Visa reiterated expectations for fiscal 2009 revenue growth in the high single digits in percentage terms, with growth in the low single digits in the third quarter, and slightly higher gains in the fourth quarter. For fiscal 2010, the company expects revenue growth at the lower end of the 11 to 15 percent range.

Visa also reiterated expectations for fiscal 2009 full-year profit growth of more than 20 percent.

Analysts expect a full-year fiscal 2009 profit of $2.69 per share, up nearly 20 percent from a year earlier.

Visa reported its second-quarter results Wednesday after its shares rose $2.80, or 4.6 percent, to close at $63.51. In after-hours trading, the stock slipped 12 cents to $63.39.

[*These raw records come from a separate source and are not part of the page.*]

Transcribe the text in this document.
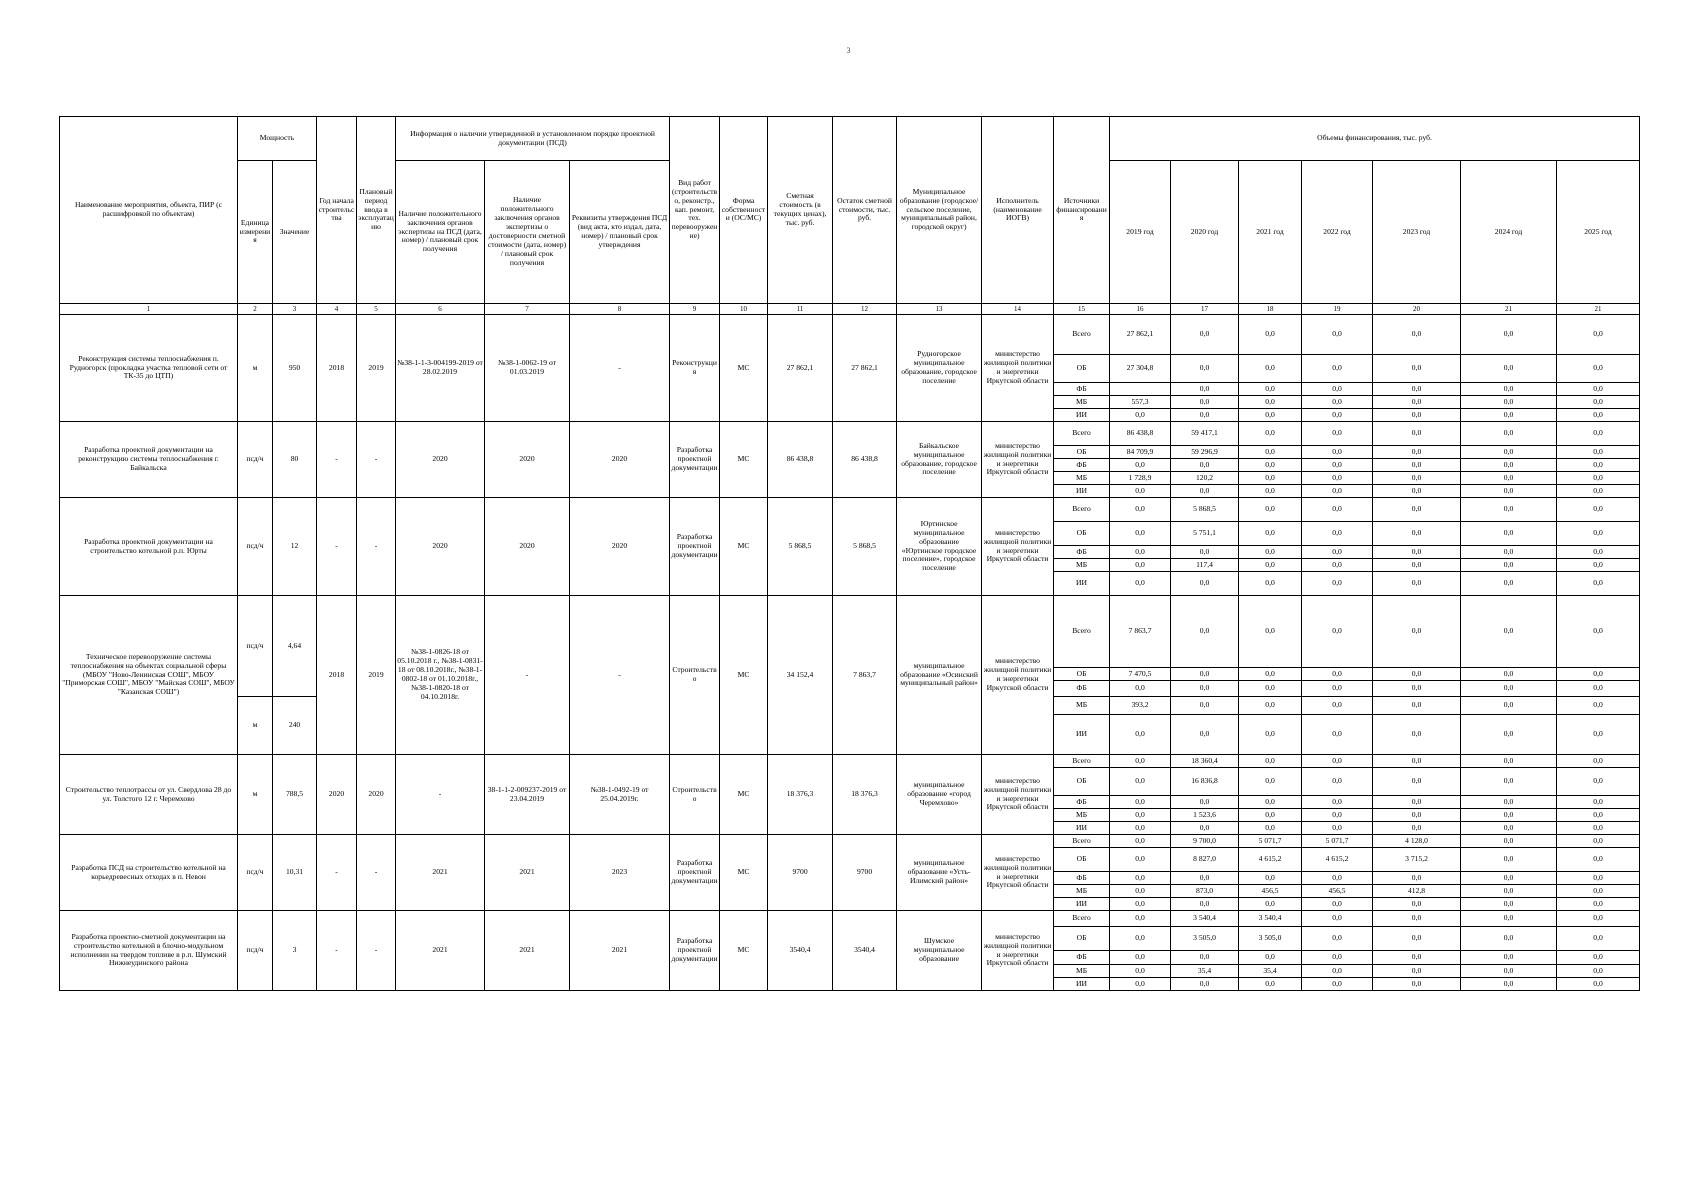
3
Наименование мероприятия, объекта, ПИР (с расшифровкой по объектам)	Мощность		Год начала строительства	Плановый период ввода в эксплуатацию	Информация о наличии утвержденной в установленном порядке проектной документации (ПСД)			Вид работ (строительство, реконстр., кап. ремонт, тех. перевооружение)	Форма собственности (ОС/МС)	Сметная стоимость (в текущих ценах), тыс. руб.	Остаток сметной стоимости, тыс. руб.	Муниципальное образование (городское/сельское поселение, муниципальный район, городской округ)	Исполнитель (наименование ИОГВ)	Источники финансирования	Объемы финансирования, тыс. руб.						
	Единица измерения	Значение			Наличие положительного заключения органов экспертизы на ПСД (дата, номер) / плановый срок получения	Наличие положительного заключения органов экспертизы о достоверности сметной стоимости (дата, номер) / плановый срок получения	Реквизиты утверждения ПСД (вид акта, кто издал, дата, номер) / плановый срок утверждения								2019 год	2020 год	2021 год	2022 год	2023 год	2024 год	2025 год
1	2	3	4	5	6	7	8	9	10	11	12	13	14	15	16	17	18	19	20	21	21
Реконструкция системы теплоснабжения п. Рудногорск (прокладка участка тепловой сети от ТК-35 до ЦТП)	м	950	2018	2019	№38-1-1-3-004199-2019 от 28.02.2019	№38-1-0062-19 от 01.03.2019	-	Реконструкция	МС	27 862,1	27 862,1	Рудногорское муниципальное образование, городское поселение	министерство жилищной политики и энергетики Иркутской области	Всего	27 862,1	0,0	0,0	0,0	0,0	0,0	0,0
														ОБ	27 304,8	0,0	0,0	0,0	0,0	0,0	0,0
														ФБ		0,0	0,0	0,0	0,0	0,0	0,0
														МБ	557,3	0,0	0,0	0,0	0,0	0,0	0,0
														ИИ	0,0	0,0	0,0	0,0	0,0	0,0	0,0
Разработка проектной документации на реконструкцию системы теплоснабжения г. Байкальска	псд/ч	80	-	-	2020	2020	2020	Разработка проектной документации	МС	86 438,8	86 438,8	Байкальское муниципальное образование, городское поселение	министерство жилищной политики и энергетики Иркутской области	Всего	86 438,8	59 417,1	0,0	0,0	0,0	0,0	0,0
														ОБ	84 709,9	59 296,9	0,0	0,0	0,0	0,0	0,0
														ФБ	0,0	0,0	0,0	0,0	0,0	0,0	0,0
														МБ	1 728,9	120,2	0,0	0,0	0,0	0,0	0,0
														ИИ	0,0	0,0	0,0	0,0	0,0	0,0	0,0
Разработка проектной документации на строительство котельной р.п. Юрты	псд/ч	12	-	-	2020	2020	2020	Разработка проектной документации	МС	5 868,5	5 868,5	Юртинское муниципальное образование «Юртинское городское поселение», городское поселение	министерство жилищной политики и энергетики Иркутской области	Всего	0,0	5 868,5	0,0	0,0	0,0	0,0	0,0
														ОБ	0,0	5 751,1	0,0	0,0	0,0	0,0	0,0
														ФБ	0,0	0,0	0,0	0,0	0,0	0,0	0,0
														МБ	0,0	117,4	0,0	0,0	0,0	0,0	0,0
														ИИ	0,0	0,0	0,0	0,0	0,0	0,0	0,0
Техническое перевооружение системы теплоснабжения на объектах социальной сферы (МБОУ "Ново-Ленинская СОШ", МБОУ "Приморская СОШ", МБОУ "Майская СОШ", МБОУ "Казанская СОШ")	псд/ч	4,64	2018	2019	№38-1-0826-18 от 05.10.2018 г., №38-1-0831-18 от 08.10.2018г., №38-1-0802-18 от 01.10.2018г., №38-1-0820-18 от 04.10.2018г.	-	-	Строительство	МС	34 152,4	7 863,7	муниципальное образование «Осинский муниципальный район»	министерство жилищной политики и энергетики Иркутской области	Всего	7 863,7	0,0	0,0	0,0	0,0	0,0	0,0
														ОБ	7 470,5	0,0	0,0	0,0	0,0	0,0	0,0
														ФБ	0,0	0,0	0,0	0,0	0,0	0,0	0,0
	м	240												МБ	393,2	0,0	0,0	0,0	0,0	0,0	0,0
														ИИ	0,0	0,0	0,0	0,0	0,0	0,0	0,0
Строительство теплотрассы от ул. Свердлова 28 до ул. Толстого 12 г. Черемхово	м	788,5	2020	2020	-	38-1-1-2-009237-2019 от 23.04.2019	№38-1-0492-19 от 25.04.2019г.	Строительство	МС	18 376,3	18 376,3	муниципальное образование «город Черемхово»	министерство жилищной политики и энергетики Иркутской области	Всего	0,0	18 360,4	0,0	0,0	0,0	0,0	0,0
														ОБ	0,0	16 836,8	0,0	0,0	0,0	0,0	0,0
														ФБ	0,0	0,0	0,0	0,0	0,0	0,0	0,0
														МБ	0,0	1 523,6	0,0	0,0	0,0	0,0	0,0
														ИИ	0,0	0,0	0,0	0,0	0,0	0,0	0,0
Разработка ПСД на строительство котельной на корьедревесных отходах в п. Невон	псд/ч	10,31	-	-	2021	2021	2023	Разработка проектной документации	МС	9700	9700	муниципальное образование «Усть-Илимский район»	министерство жилищной политики и энергетики Иркутской области	Всего	0,0	9 700,0	5 071,7	5 071,7	4 128,0	0,0	0,0
														ОБ	0,0	8 827,0	4 615,2	4 615,2	3 715,2	0,0	0,0
														ФБ	0,0	0,0	0,0	0,0	0,0	0,0	0,0
														МБ	0,0	873,0	456,5	456,5	412,8	0,0	0,0
														ИИ	0,0	0,0	0,0	0,0	0,0	0,0	0,0
Разработка проектно-сметной документации на строительство котельной в блочно-модульном исполнении на твердом топливе в р.п. Шумский Нижнеудинского района	псд/ч	3	-	-	2021	2021	2021	Разработка проектной документации	МС	3540,4	3540,4	Шумское муниципальное образование	министерство жилищной политики и энергетики Иркутской области	Всего	0,0	3 540,4	3 540,4	0,0	0,0	0,0	0,0
														ОБ	0,0	3 505,0	3 505,0	0,0	0,0	0,0	0,0
														ФБ	0,0	0,0	0,0	0,0	0,0	0,0	0,0
														МБ	0,0	35,4	35,4	0,0	0,0	0,0	0,0
														ИИ	0,0	0,0	0,0	0,0	0,0	0,0	0,0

The latest period was Visa's fourth full quarter as a public company. Visa went public in March 2008 in the biggest U.S. IPO ever. The launch came just as the U.S. economy fell deeper into a recession that is turning out to be longer-lasting and more far-reaching than most analysts had expected.

Visa's chief rival, MasterCard Inc., is due to report first-quarter results on Friday. Analysts expect MasterCard to post a profit of $2.61 per share on revenue of $1.21 billion. In the same quarter of last year, the company recorded a profit of $2.59 per share on revenue of $1.22 billion.